Strage di Erba, 11 dicembre 2006. In provincia di Como, vengono uccisi Raffaella Castagna, il figlio Youssef Marzouk, la nonna Paola Gelli e la vicina di casa Cherubini. Si salva solo il marito di quest’ultima, Mario Frigerio perchè creduto morto. Il 3 maggio 2011, la Cassazione ha definitivamente condannato Olindo Romano e Rosa Bazzi (già condannati all’ergastolo) colpevoli. Ad oggi molti però, restano i dubbi da chiarire, sulle prove, sull’inchiesta, sulle carte. Da queste ultime in esclusiva, Notte Criminale, intervista Paola D’amico e Stefania Panza, autrici di “Erba, analisi di un delitto. Una strage imperfetta”
QUI la prima parte dell’intervista, QUI la seconda.

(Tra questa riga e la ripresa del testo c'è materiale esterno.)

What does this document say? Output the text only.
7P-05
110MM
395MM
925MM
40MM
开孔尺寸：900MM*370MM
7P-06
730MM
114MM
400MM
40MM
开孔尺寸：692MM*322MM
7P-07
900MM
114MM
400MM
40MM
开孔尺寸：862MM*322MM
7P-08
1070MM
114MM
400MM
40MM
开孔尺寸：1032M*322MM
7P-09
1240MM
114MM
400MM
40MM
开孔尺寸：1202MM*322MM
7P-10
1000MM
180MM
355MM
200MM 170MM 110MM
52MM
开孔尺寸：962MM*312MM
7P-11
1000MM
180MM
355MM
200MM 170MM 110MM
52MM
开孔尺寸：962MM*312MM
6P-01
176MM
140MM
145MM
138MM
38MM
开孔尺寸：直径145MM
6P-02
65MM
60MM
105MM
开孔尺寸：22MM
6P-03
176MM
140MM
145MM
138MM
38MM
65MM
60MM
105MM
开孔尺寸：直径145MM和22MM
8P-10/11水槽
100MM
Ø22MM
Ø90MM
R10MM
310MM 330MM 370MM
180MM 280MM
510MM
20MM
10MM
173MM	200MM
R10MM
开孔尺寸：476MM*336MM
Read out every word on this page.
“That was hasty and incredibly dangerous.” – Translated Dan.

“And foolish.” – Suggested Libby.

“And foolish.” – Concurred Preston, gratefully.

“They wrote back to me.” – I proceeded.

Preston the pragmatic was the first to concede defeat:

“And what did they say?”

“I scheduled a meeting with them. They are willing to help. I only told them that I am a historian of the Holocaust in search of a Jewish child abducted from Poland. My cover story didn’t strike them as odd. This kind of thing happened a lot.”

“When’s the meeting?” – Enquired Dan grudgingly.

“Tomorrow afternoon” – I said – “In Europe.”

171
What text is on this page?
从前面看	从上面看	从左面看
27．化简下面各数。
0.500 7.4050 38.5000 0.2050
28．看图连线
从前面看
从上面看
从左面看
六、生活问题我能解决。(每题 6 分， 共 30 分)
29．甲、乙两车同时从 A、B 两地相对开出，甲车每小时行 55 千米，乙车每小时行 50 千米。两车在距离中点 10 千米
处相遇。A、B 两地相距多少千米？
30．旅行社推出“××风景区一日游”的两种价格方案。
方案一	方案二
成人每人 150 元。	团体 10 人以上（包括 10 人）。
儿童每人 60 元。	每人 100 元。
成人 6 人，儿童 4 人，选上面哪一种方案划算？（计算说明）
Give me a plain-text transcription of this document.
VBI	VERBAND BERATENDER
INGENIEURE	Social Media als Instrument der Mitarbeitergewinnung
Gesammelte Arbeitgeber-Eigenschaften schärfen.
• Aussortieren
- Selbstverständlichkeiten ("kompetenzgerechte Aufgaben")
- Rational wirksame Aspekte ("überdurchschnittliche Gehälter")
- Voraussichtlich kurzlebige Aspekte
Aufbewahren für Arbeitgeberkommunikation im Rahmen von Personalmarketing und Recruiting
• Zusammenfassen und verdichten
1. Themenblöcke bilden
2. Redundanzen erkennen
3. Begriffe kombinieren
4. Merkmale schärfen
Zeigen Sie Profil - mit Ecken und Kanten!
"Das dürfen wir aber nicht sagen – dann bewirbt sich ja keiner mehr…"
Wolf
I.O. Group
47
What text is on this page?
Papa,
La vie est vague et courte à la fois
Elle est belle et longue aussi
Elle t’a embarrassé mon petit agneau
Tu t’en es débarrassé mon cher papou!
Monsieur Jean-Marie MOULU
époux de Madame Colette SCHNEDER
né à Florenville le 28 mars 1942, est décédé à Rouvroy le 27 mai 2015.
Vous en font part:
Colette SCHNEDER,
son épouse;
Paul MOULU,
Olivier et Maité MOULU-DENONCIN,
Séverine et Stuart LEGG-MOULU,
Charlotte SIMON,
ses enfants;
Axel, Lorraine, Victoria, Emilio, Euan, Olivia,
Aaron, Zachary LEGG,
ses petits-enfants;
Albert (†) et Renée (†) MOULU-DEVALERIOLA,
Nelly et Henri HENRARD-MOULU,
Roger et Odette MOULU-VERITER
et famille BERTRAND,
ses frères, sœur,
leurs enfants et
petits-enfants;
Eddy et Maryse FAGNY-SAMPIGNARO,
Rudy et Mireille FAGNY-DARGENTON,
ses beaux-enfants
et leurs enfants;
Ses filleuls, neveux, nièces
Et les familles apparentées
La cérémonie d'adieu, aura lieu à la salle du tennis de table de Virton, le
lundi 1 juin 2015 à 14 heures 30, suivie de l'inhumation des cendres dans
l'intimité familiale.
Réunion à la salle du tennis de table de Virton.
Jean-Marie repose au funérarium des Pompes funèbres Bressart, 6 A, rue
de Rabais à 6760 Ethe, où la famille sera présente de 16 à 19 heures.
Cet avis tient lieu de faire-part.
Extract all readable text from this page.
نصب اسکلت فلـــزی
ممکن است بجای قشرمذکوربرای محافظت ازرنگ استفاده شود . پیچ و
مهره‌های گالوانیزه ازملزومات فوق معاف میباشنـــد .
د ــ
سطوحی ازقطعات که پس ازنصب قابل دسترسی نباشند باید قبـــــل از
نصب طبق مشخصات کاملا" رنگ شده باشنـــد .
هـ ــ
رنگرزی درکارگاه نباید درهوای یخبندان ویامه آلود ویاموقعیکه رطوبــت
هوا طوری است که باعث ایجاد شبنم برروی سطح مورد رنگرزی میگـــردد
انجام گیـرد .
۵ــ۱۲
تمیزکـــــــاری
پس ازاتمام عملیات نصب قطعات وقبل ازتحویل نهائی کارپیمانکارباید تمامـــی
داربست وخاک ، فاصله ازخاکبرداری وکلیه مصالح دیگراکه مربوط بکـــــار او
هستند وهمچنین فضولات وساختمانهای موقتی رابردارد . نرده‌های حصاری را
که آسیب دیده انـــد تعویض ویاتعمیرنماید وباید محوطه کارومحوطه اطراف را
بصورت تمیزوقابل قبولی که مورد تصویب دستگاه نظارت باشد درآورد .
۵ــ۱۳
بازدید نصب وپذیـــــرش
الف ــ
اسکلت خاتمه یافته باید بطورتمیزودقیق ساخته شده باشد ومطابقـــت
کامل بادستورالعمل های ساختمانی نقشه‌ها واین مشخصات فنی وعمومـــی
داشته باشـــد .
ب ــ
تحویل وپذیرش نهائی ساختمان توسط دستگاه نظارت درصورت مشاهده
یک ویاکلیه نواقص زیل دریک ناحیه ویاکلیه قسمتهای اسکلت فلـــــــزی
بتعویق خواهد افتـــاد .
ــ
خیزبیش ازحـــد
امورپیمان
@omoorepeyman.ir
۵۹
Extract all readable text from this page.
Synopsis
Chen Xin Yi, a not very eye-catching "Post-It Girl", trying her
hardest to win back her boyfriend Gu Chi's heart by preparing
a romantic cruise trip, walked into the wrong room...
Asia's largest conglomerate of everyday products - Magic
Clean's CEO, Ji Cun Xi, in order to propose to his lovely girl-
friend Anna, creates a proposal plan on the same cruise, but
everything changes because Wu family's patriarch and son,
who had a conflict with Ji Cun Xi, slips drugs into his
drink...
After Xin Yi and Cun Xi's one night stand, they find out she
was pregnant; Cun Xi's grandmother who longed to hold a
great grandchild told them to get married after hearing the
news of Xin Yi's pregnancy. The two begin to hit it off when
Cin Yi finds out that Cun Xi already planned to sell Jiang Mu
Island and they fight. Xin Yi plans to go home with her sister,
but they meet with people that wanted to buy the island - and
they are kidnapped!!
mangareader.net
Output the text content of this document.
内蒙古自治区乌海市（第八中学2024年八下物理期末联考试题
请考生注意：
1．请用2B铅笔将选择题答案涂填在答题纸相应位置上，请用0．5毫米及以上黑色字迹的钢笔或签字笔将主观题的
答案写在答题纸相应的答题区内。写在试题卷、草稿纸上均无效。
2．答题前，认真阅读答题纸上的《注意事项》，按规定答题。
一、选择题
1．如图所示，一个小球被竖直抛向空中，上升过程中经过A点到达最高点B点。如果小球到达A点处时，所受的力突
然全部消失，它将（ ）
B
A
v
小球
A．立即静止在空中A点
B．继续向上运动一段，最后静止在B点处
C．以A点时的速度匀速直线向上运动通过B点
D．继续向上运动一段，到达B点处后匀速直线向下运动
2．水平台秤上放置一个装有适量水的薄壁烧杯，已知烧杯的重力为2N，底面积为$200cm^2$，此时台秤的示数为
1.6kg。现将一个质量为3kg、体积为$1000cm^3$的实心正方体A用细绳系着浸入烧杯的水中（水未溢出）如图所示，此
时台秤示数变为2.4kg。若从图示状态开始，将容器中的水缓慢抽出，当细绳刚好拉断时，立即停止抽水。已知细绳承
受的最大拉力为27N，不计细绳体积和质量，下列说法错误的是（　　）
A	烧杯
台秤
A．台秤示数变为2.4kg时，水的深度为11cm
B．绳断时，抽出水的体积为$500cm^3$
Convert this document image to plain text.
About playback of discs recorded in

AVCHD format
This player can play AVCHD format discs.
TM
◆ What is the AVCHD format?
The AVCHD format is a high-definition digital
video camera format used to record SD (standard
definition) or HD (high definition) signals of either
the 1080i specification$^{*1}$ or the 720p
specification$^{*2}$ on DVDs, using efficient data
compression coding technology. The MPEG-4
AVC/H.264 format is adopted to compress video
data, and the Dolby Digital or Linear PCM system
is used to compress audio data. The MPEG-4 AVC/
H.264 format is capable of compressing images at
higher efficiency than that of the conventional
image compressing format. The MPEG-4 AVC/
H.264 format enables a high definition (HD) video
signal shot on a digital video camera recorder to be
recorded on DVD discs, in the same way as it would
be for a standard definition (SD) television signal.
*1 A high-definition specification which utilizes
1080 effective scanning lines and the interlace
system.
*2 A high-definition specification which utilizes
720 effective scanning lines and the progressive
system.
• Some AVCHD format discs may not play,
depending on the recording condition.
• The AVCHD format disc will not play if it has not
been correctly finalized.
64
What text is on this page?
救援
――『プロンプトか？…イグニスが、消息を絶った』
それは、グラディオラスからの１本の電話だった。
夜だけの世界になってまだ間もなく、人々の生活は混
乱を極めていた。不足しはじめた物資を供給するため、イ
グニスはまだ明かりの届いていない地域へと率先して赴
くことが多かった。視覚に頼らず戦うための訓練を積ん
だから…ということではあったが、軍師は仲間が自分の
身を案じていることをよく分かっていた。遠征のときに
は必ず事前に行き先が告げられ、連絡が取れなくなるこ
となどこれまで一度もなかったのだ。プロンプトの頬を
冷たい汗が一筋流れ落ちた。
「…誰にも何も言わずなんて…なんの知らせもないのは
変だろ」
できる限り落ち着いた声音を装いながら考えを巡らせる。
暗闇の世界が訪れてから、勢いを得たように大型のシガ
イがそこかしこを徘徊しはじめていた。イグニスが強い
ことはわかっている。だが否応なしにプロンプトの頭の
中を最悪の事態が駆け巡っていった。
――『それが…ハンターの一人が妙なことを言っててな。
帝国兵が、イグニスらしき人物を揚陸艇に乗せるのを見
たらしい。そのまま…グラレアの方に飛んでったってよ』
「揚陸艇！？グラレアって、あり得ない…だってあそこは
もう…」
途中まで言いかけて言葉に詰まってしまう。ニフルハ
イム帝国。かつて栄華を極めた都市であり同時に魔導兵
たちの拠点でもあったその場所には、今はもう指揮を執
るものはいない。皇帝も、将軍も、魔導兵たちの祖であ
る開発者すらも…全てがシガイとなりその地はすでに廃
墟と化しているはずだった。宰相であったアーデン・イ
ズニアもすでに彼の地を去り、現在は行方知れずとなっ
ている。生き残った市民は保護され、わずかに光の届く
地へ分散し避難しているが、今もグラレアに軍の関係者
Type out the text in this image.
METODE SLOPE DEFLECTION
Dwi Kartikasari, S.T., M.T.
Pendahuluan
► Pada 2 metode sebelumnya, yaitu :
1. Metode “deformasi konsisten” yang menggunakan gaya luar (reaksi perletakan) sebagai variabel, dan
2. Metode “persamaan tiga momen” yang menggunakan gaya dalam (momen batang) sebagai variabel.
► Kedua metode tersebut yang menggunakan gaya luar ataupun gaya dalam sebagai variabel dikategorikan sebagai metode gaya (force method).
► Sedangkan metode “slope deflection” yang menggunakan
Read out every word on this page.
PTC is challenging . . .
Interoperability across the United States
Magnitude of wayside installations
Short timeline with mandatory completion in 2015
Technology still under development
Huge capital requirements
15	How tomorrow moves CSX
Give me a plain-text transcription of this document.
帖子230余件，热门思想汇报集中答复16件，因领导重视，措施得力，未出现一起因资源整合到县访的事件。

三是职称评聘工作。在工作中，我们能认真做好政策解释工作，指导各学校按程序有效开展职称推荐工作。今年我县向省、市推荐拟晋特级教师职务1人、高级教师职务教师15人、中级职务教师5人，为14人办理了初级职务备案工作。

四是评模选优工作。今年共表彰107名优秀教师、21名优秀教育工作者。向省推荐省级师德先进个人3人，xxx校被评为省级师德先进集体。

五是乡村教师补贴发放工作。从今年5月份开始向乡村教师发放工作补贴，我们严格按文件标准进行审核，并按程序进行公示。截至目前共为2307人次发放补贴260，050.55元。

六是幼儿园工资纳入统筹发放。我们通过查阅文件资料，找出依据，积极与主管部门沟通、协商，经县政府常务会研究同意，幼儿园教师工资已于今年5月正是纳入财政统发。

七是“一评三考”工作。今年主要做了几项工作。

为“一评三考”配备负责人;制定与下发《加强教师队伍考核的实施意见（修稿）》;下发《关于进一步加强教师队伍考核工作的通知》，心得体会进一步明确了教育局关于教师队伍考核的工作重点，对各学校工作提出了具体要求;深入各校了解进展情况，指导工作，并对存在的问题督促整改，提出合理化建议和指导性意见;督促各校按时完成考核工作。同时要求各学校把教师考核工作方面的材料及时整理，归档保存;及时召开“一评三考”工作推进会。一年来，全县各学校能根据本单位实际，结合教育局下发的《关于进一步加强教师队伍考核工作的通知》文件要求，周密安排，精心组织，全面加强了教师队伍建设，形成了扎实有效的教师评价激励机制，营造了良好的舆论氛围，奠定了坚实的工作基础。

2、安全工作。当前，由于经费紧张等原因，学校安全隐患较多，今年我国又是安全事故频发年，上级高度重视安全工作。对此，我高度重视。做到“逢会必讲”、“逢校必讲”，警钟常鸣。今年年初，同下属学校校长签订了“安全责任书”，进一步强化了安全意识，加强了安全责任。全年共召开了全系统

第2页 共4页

Tornando sulla scena del crimine e analizzando atti e fatti, come avete fatto voi, sembra quasi impossibile che siano stati loro (a partire dalle distanze, le modalità di uccisione, gli schizzi di sangue trovati in mansarda, dalle testimonianze dei soccorritori) Perché a tutto ciò non è stato dato valore? Perché non si è andati a verificare ad esempio le telecamere a circuito del Mc Donald’s? Perché riprendere delle impronte già prese? Perché farlo fare a chi non ha l’autorizzazione? cosa è successo in quelle 3 ore?
Paola D’Amico: Forse perché era troppo semplice mettere insieme questi tasselli. Avrebbe voluto dire non avere tra le mani i giusti colpevoli. Chiunque analizzi le carte, la time-line della vicenda, si accorge che quando i vigili del fuoco volontari arrivano a dare i primi soccorsi, arrivano sul pianerottolo e cercano di salire in mansarda perché sentono le grida e scendendo trovano la corte già piena di gente significa che da lì non uscirà più nessuno. Ma se qualcuno grida vuol dire che non è ancora stato sgozzato e la donna Cherubini Valeria, sarà trovata sgozzata come le altre con una coltellata che le trapassò la lingua, quindi non in grado di gridare “aiuto aiuto”.
Stefania Panza: Ci furono due perizie medico legali. Verissimo che c’è una prima immediata e successiva alle intermedicolegali che fornisce una perizia più accurata alla Procura però già nella prima perizia il dottor Ettore Scola dell’ospedale Sant’Anna di Como che, analizzò i corpi ancora sulla scena del crimine e che poi fece l’autopsia (molto frettolosa, bisogna dire, e non perché lo affermo io ma lo fanno i colleghi del dottor Scola) , nella prima perizia, disse che Valeria Cherubini, fu uccisa nella sua mansarda.
Abbiamo tutta una serie di dati: Causa decesso(trauma cranico encefalico con sgozzamento); ora del decesso e via dicendo. Questi dati, non cambiano. Le macchie di sangue, sono le stesse; gli orari, sono gli stessi; i gocciolamenti di sangue, sono gli stessi: perché, guarda caso, quando Rosa e Olindano confessano una storia diversa che si scolla dalla prima perizia, il dottor Scola cambia la sua perizia. E la cambia non in una gocciolina di una persona che, magari, ha detto di aver perso mentre correva e poi scrive invece che l’ha persa mentre stava camminando ma, in un dato fondamentale: la signora Cherubini non è stata più uccisa nella sua mansarda ma sulle scale. Perché diciamo questo? Rosa e Olindo, dicono che hanno lasciato la Cherubini stramazzata sulle scale.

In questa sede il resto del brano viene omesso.